Below is a simple JavaScript client example that processes a request and handles the event stream. See the Next.js Dashboard Docs and Implementation for a more complete implementation example.

async function chatWithAgent(agentName, message) {
  // Start a request
  const response = await fetch(`http://localhost:8086/${agentName}/process`, {
    method: 'POST',
    headers: { 'Content-Type': 'application/json' },
    body: JSON.stringify({ prompt: message })
  });

  const { request_id } = await response.json();

  // Create event source to receive events
  const eventSource = new EventSource(`http://localhost:8086/${agentName}/getevents?request_id=${request_id}&stream=true`);

  eventSource.onmessage = (event) => {
    const agentEvent = JSON.parse(event.data);

    switch(agentEvent.type) {
      case 'chat_output':
        console.log(`Agent: ${agentEvent.payload}`);
        break;
      case 'tool_call':
        console.log(`Using tool: ${agentEvent.payload.name}`);
        break;
      case 'wait_for_input':
        // Handle user input required
        eventSource.close();
        const userInput = prompt(agentEvent.payload.message);
        resumeConversation(agentName, request_id, agentEvent.payload.key, userInput);
        break;
      case 'turn_end':
        console.log('Conversation turn complete');
        eventSource.close();
        break;
    }
  };
}

async function resumeConversation(agentName, requestId, key, value) {
  const response = await fetch(`http://localhost:8086/${agentName}/resume`, {
    method: 'POST',
    headers: { 'Content-Type': 'application/json' },
    body: JSON.stringify({
      continue_result: {
        [key]: value,
        request_id: requestId
      }
    })
  });

  // Continue handling events...
}

API Documentation

You can access the FastAPI-generated OpenAPI documentation at:

http://0.0.0.0:8086/<agent_name>/docs

This interactive documentation allows you to test endpoints directly in your browser.

Supporting multiple users

By default agentic serve will use the single Agent instance that you create in your code to handle all requests. This works well for simple cases.

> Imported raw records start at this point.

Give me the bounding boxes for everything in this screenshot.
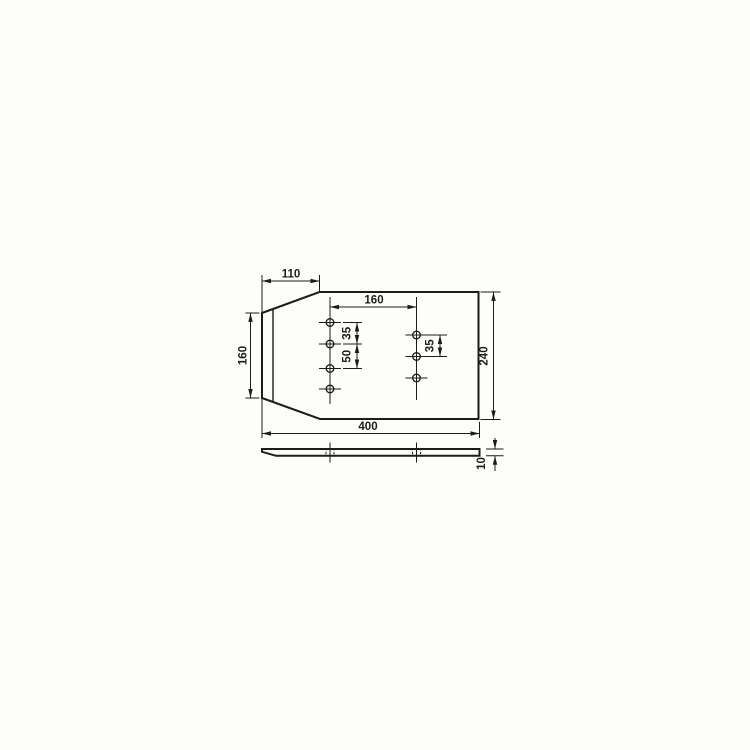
dim-chamfer-length: 110 — [262, 269, 320, 293]
arrowhead-right — [471, 431, 480, 435]
arrowhead-right — [311, 279, 320, 283]
arrowhead-top — [355, 344, 359, 353]
arrowhead-left — [262, 431, 271, 435]
arrowhead-top — [355, 323, 359, 332]
dim-end-height: 160 — [238, 313, 260, 398]
dim-hole-columns-spacing: 160 — [330, 295, 417, 310]
arrowhead-bottom — [438, 348, 442, 357]
dim-plate-length: 400 — [262, 421, 480, 438]
dim-left-pitch-b-label: 50 — [342, 350, 354, 363]
dim-plate-width: 240 — [479, 292, 501, 420]
dim-left-pitch-a-label: 35 — [342, 326, 354, 339]
arrowhead-down — [493, 440, 497, 449]
arrowhead-bottom — [355, 360, 359, 369]
arrowhead-right — [408, 305, 417, 309]
side-profile-outline — [262, 449, 480, 456]
dim-plate-width-label: 240 — [479, 346, 491, 365]
arrowhead-left — [262, 279, 271, 283]
dim-hole-columns-spacing-label: 160 — [364, 295, 383, 307]
dim-plate-thickness-label: 10 — [476, 457, 488, 470]
arrowhead-bottom — [248, 389, 252, 398]
technical-drawing: 110 160 160 35 50 35 — [0, 0, 750, 750]
dim-right-pitch-label: 35 — [425, 339, 437, 352]
dim-left-pitch-a: 35 — [342, 323, 363, 345]
arrowhead-bottom — [491, 411, 495, 420]
dim-plate-length-label: 400 — [358, 421, 377, 433]
arrowhead-top — [438, 335, 442, 344]
arrowhead-bottom — [355, 335, 359, 344]
arrowhead-top — [248, 313, 252, 322]
arrowhead-top — [491, 292, 495, 301]
side-view — [262, 443, 480, 463]
plate-outline — [262, 292, 479, 419]
dim-right-pitch: 35 — [423, 335, 447, 357]
dim-end-height-label: 160 — [238, 346, 250, 365]
arrowhead-up — [493, 456, 497, 465]
arrowhead-left — [330, 305, 339, 309]
dim-left-pitch-b: 50 — [342, 344, 363, 369]
dim-chamfer-length-label: 110 — [282, 269, 301, 281]
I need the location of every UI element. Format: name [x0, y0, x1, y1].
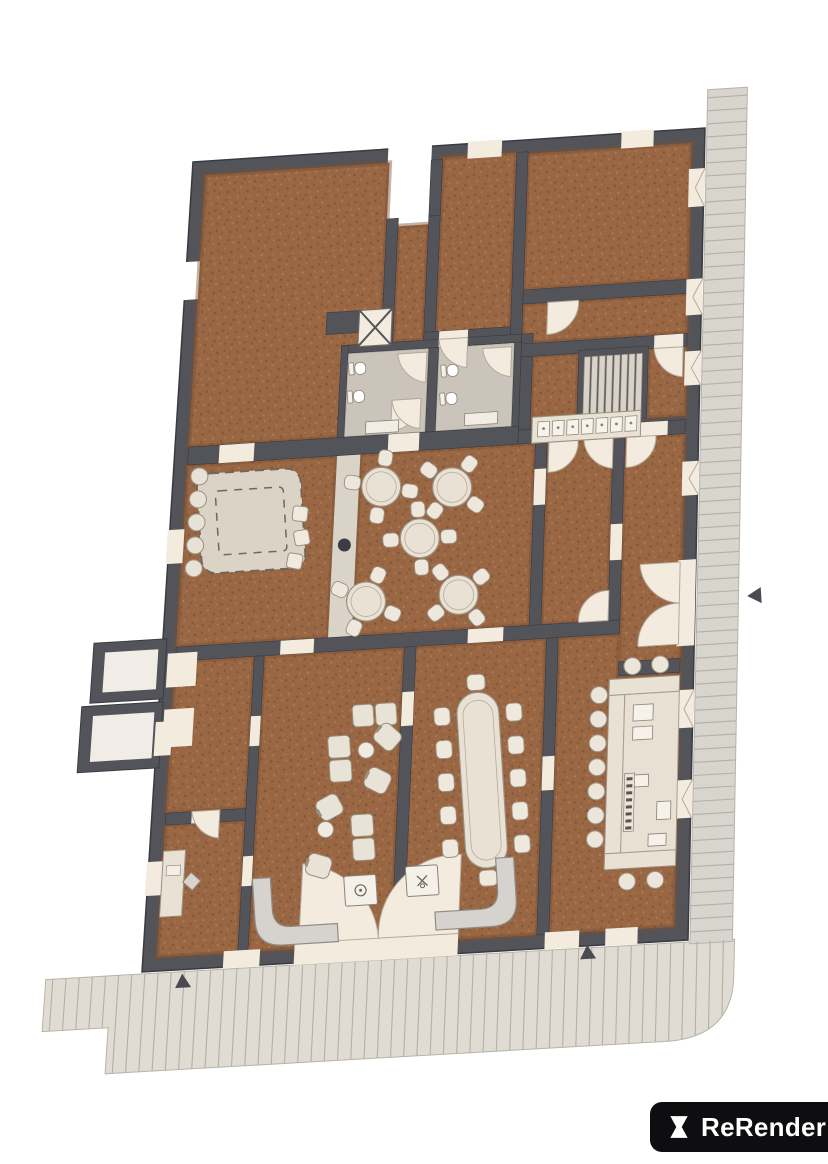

In a real production application however you may want to support multiple users. In this case each user gets a separate instance of the agent to handle their requests.

Follow these steps to support multiple users:

  1. Instead of using agentic serve, construct the API server and run it manually:
from agentic.api import AgentAPIServer
server = AgentAPIServer(agent_instances=agent_instances, port=port, lookup_user=get_current_user_from_token)
uvicorn.run(server.app, host="0.0.0.0", port=port)

you should pass a callback into the lookup_user parameter. This function takes an auth token and returns the user object based on that token.

  1. Your client should pass the Authorization header and include a JWT or other token to authenticate the user, like:

Authorization: Bearer <token>

  1. In your callback you should lookup the user by the token. For a JWT you might do this:
async def get_current_user_from_token(session_token: str) -> Optional[User]:
    payload = jwt.decode(session_token, SECRET_KEY)
    user = User(
        id=payload.get("sub"),
        email=payload.get("email"),
        name=payload.get("name"),
    )
    return user
  1. The object you return as the "user" is opaque. But the framework will call hash on it and construct and re-use a dedicated instance of your Agent class mapped to that id.